I'm setting the MGA up for drift racing, so want to make sure the rear
end will hold together under boost when the MP62 blower kicks in. Figure
about 160 ft lbs of torque at about 3500 rpm.
K. : )
________________________________
From: WSpohn4@aol.com [mailto:WSpohn4@aol.com]
Sent: Wednesday, January 30, 2008 4:25 PM
To: Dodd, Kelvin; frankk@intap.net; mgs@autox.team.net
Subject: Re: [Mgs] OD Query
I haven't found the flange area on the solid wheel axles to be a
particular problem, but I have snapped two axles at the inner end, both
with coarse spline, which I am convinced is weaker. I use fine spline in
the Jamaican and I am not a young drag racer so do not submit it to hard
standing starts. Hopefully it will serve me well.
I suspect that the fine spline axles in a Banjo axle would also
work with the Miata - my race MG engine puts out more torque than they
do and I've been getting by on coarse wire wheel style with it.

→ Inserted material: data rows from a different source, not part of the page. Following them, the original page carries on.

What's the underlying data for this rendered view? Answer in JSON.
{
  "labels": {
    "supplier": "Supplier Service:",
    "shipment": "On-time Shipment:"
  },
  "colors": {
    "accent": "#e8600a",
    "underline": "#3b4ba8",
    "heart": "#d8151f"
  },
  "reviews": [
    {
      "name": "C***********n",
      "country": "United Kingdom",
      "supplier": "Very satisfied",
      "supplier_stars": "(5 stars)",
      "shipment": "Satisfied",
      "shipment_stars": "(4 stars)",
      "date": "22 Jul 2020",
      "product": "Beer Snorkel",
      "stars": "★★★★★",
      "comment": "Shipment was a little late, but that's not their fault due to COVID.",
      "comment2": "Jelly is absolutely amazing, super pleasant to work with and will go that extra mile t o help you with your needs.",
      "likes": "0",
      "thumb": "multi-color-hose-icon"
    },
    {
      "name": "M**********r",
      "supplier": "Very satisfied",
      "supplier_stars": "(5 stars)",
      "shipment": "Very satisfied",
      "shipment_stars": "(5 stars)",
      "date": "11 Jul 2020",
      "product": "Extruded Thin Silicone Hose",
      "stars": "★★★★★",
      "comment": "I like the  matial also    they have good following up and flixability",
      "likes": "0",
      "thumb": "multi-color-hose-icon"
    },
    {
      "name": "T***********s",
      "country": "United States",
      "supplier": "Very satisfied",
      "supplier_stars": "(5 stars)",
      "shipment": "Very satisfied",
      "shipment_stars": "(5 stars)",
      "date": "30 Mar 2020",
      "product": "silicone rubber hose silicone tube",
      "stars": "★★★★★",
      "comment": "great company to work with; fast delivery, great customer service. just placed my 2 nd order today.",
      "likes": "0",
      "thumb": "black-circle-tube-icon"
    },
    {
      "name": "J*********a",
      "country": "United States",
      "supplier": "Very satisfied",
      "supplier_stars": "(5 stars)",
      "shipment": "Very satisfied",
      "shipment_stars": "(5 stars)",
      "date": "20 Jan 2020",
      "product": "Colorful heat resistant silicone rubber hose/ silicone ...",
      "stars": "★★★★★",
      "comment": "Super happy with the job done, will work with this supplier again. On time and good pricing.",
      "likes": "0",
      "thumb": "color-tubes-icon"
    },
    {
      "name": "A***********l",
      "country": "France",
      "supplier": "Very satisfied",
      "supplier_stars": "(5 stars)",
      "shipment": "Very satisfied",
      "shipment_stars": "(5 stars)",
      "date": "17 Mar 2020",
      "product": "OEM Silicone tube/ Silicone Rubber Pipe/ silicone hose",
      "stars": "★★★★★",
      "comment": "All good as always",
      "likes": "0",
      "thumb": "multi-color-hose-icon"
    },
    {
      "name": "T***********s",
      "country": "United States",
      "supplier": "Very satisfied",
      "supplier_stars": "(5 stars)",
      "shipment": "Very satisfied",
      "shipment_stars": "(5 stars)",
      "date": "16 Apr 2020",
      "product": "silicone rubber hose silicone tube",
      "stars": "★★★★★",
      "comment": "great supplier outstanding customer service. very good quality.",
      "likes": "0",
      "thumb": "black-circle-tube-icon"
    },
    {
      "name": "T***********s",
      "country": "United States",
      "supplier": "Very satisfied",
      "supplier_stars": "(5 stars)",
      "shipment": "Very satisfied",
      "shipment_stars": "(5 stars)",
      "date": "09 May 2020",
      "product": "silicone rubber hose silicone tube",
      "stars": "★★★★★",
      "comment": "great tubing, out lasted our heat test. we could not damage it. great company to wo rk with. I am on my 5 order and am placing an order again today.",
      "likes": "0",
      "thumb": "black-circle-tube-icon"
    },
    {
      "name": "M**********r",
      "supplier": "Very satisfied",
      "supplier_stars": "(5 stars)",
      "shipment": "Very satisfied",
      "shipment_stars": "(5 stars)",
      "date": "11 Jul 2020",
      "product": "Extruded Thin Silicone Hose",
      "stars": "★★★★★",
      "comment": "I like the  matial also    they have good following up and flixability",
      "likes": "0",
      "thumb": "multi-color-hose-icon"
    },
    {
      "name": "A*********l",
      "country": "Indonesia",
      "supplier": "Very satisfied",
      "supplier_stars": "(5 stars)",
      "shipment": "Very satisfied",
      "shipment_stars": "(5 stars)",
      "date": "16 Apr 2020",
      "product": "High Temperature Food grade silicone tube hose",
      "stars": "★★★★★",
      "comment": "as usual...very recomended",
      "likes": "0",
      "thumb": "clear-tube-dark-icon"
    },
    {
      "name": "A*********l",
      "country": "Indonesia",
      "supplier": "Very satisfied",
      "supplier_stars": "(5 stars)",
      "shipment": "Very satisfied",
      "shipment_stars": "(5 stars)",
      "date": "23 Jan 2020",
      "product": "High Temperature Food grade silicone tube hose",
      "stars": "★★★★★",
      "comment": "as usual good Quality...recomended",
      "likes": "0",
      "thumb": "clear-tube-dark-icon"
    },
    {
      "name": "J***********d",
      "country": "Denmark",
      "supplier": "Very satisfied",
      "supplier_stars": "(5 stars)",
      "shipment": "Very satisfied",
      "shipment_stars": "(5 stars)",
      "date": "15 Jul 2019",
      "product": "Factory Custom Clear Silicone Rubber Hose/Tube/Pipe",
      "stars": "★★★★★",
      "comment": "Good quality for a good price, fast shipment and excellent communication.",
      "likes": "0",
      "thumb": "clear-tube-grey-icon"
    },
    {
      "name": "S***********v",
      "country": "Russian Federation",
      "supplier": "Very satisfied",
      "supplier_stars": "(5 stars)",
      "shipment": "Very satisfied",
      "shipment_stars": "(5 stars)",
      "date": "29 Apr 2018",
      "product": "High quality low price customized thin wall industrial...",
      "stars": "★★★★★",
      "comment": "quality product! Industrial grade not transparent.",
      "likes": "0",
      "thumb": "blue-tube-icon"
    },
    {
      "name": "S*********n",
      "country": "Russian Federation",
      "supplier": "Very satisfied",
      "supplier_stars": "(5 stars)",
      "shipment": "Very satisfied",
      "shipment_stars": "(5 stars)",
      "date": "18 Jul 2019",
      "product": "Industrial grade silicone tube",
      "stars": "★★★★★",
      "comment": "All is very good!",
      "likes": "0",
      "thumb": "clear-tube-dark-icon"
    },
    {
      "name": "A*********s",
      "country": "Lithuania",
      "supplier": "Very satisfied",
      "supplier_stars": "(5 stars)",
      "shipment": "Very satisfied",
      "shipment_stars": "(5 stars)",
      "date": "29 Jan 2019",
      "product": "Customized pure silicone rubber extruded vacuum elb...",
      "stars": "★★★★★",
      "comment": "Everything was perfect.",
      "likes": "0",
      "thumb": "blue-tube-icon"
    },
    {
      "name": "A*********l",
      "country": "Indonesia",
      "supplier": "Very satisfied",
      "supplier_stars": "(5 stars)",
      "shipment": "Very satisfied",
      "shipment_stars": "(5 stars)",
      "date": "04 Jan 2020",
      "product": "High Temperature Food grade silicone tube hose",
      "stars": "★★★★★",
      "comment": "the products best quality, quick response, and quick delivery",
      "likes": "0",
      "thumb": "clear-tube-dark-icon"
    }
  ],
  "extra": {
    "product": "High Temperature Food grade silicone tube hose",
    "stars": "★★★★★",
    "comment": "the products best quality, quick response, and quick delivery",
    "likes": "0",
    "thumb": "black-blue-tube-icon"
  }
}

The late axle is around 50 pounds of extra unsprung weight as I
recall....
Bill
In a message dated 1/30/2008 3:55:28 P.M. Pacific Standard Time,
doddk@mossmotors.com writes:
The wire wheel axles hold up pretty well, so you should
be fine.
I'd not want to try running a V6 through the steel wheel
axles though as
they tend to snap right at the flange even with the 4
popper. On my race
car (65 MGB) I converted the wire wheel axles to accept
bolt on alloys
to get the best of both worlds.
I'm planning on installing a Salisbury in my Miata
powered MGA
to get the 3.90 ratio and stronger axles.